La validità del caso

Questo ragionamento – a detta della Corte – rimane valido anche in caso di reiterazione di contratti a tempo determinato dal momento che l’eventuale mancato rinnovo integra, tutt’al più, una “mera aspettativa di fatto, non giustiziabile per la sua irrilevanza giuridica”, mentre in caso di illegittimità del recesso, è prevista già ampia possibilità di tutela invocando la condanna al pagamento delle retribuzioni dovute ed al risarcimento del danno.
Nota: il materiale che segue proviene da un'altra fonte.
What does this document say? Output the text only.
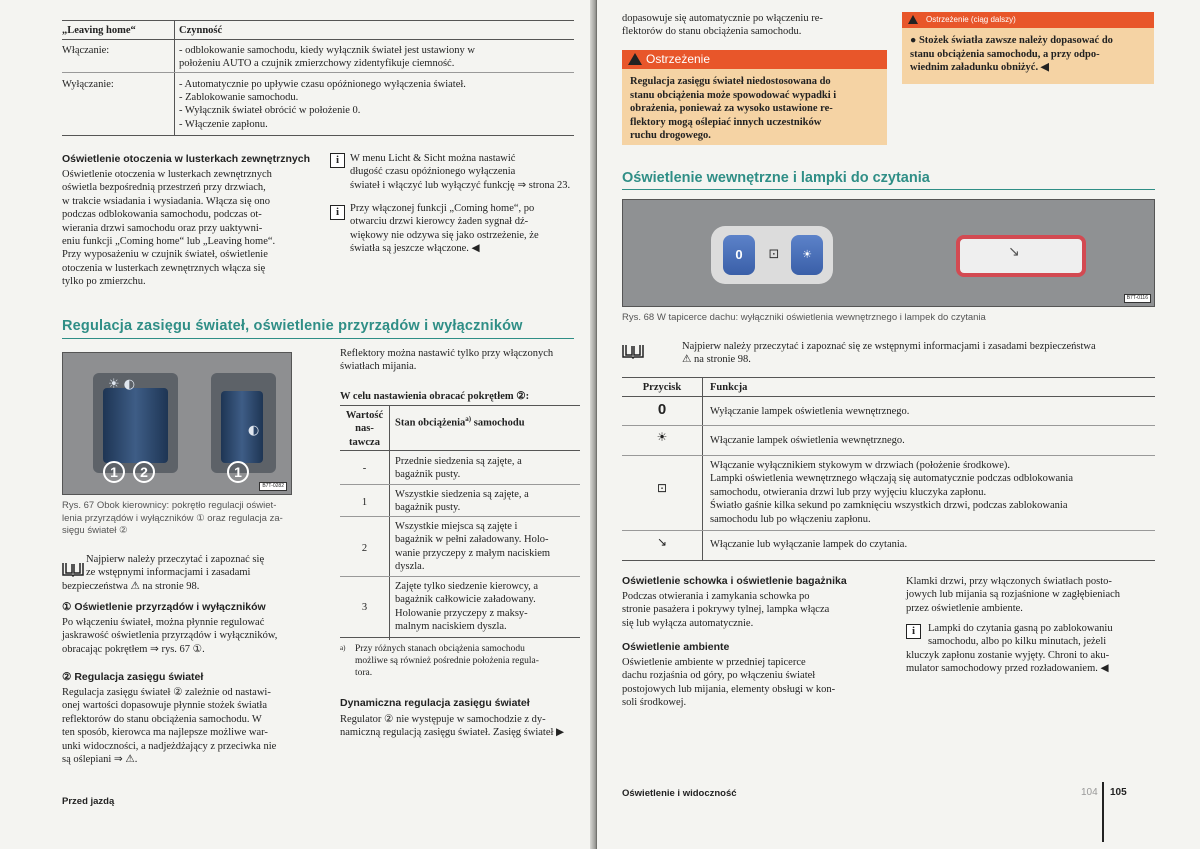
„Leaving home“	Czynność
Włączanie:	- odblokowanie samochodu, kiedy wyłącznik świateł jest ustawiony w
położeniu AUTO a czujnik zmierzchowy zidentyfikuje ciemność.
Wyłączanie:	- Automatycznie po upływie czasu opóźnionego wyłączenia świateł.
- Zablokowanie samochodu.
- Wyłącznik świateł obrócić w położenie 0.
- Włączenie zapłonu.
Oświetlenie otoczenia w lusterkach zewnętrznych
Oświetlenie otoczenia w lusterkach zewnętrznych
oświetla bezpośrednią przestrzeń przy drzwiach,
w trakcie wsiadania i wysiadania. Włącza się ono
podczas odblokowania samochodu, podczas ot-
wierania drzwi samochodu oraz przy uaktywni-
eniu funkcji „Coming home“ lub „Leaving home“.
Przy wyposażeniu w czujnik świateł, oświetlenie
otoczenia w lusterkach zewnętrznych włącza się
tylko po zmierzchu.
i	W menu Licht & Sicht można nastawić
długość czasu opóźnionego wyłączenia
świateł i włączyć lub wyłączyć funkcję ⇒ strona 23.
i	Przy włączonej funkcji „Coming home“, po
otwarciu drzwi kierowcy żaden sygnał dź-
więkowy nie odzywa się jako ostrzeżenie, że
światła są jeszcze włączone. ◀
Regulacja zasięgu świateł, oświetlenie przyrządów i wyłączników
☀ ◐
◐
1 2	1
B7T-0282
Rys. 67 Obok kierownicy: pokrętło regulacji oświet-
lenia przyrządów i wyłączników ① oraz regulacja za-
sięgu świateł ②
Najpierw należy przeczytać i zapoznać się
ze wstępnymi informacjami i zasadami
bezpieczeństwa ⚠ na stronie 98.
① Oświetlenie przyrządów i wyłączników
Po włączeniu świateł, można płynnie regulować
jaskrawość oświetlenia przyrządów i wyłączników,
obracając pokrętłem ⇒ rys. 67 ①.
② Regulacja zasięgu świateł
Regulacja zasięgu świateł ② zależnie od nastawi-
onej wartości dopasowuje płynnie stożek światła
reflektorów do stanu obciążenia samochodu. W
ten sposób, kierowca ma najlepsze możliwe war-
unki widoczności, a nadjeżdżający z przeciwka nie
są oślepiani ⇒ ⚠.
Reflektory można nastawić tylko przy włączonych
światłach mijania.
W celu nastawienia obracać pokrętłem ②:
Wartość
nas-
tawcza
Stan obciążenia$^{a)}$ samochodu
-
Przednie siedzenia są zajęte, a
bagażnik pusty.
1
Wszystkie siedzenia są zajęte, a
bagażnik pusty.
2
Wszystkie miejsca są zajęte i
bagażnik w pełni załadowany. Holo-
wanie przyczepy z małym naciskiem
dyszla.
3
Zajęte tylko siedzenie kierowcy, a
bagażnik całkowicie załadowany.
Holowanie przyczepy z maksy-
malnym naciskiem dyszla.
a) Przy różnych stanach obciążenia samochodu
możliwe są również pośrednie położenia regula-
tora.
Dynamiczna regulacja zasięgu świateł
Regulator ② nie występuje w samochodzie z dy-
namiczną regulacją zasięgu świateł. Zasięg świateł ▶
Przed jazdą
dopasowuje się automatycznie po włączeniu re-
flektorów do stanu obciążenia samochodu.
Ostrzeżenie
Regulacja zasięgu świateł niedostosowana do
stanu obciążenia może spowodować wypadki i
obrażenia, ponieważ za wysoko ustawione re-
flektory mogą oślepiać innych uczestników
ruchu drogowego.
Ostrzeżenie (ciąg dalszy)
● Stożek światła zawsze należy dopasować do
stanu obciążenia samochodu, a przy odpo-
wiednim załadunku obniżyć. ◀
Oświetlenie wewnętrzne i lampki do czytania
0	⊡	☀	↘
B7T-0116
Rys. 68 W tapicerce dachu: wyłączniki oświetlenia wewnętrznego i lampek do czytania
Najpierw należy przeczytać i zapoznać się ze wstępnymi informacjami i zasadami bezpieczeństwa
⚠ na stronie 98.
Przycisk	Funkcja
0	Wyłączanie lampek oświetlenia wewnętrznego.
☀	Włączanie lampek oświetlenia wewnętrznego.
⊡
Włączanie wyłącznikiem stykowym w drzwiach (położenie środkowe).
Lampki oświetlenia wewnętrznego włączają się automatycznie podczas odblokowania
samochodu, otwierania drzwi lub przy wyjęciu kluczyka zapłonu.
Światło gaśnie kilka sekund po zamknięciu wszystkich drzwi, podczas zablokowania
samochodu lub po włączeniu zapłonu.
↘	Włączanie lub wyłączanie lampek do czytania.
Oświetlenie schowka i oświetlenie bagażnika
Podczas otwierania i zamykania schowka po
stronie pasażera i pokrywy tylnej, lampka włącza
się lub wyłącza automatycznie.
Oświetlenie ambiente
Oświetlenie ambiente w przedniej tapicerce
dachu rozjaśnia od góry, po włączeniu świateł
postojowych lub mijania, elementy obsługi w kon-
soli środkowej.
Klamki drzwi, przy włączonych światłach posto-
jowych lub mijania są rozjaśnione w zagłębieniach
przez oświetlenie ambiente.
i	Lampki do czytania gasną po zablokowaniu
samochodu, albo po kilku minutach, jeżeli
kluczyk zapłonu zostanie wyjęty. Chroni to aku-
mulator samochodowy przed rozładowaniem. ◀
Oświetlenie i widoczność	104 105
Pertanto, a seguito di approfondito excursus giurisprudenziale, le Sezioni Unite hanno dunque avallato l’orientamento giurisprudenziale prevalente, ribadendo il principio secondo cui la prescrizione dei crediti retributivi dei lavoratori nel pubblico impiego contrattualizzato deve decorrere sempre – tanto in caso di rapporto a tempo indeterminato, tanto di rapporto a tempo determinato, così come di successione di rapporti a tempo determinato – in costanza di rapporto (dal momento di loro progressiva insorgenza) o dalla sua cessazione (per quelli originati da essa), attesa l’impossibilità di configurare un fondato timore nel lavoratore.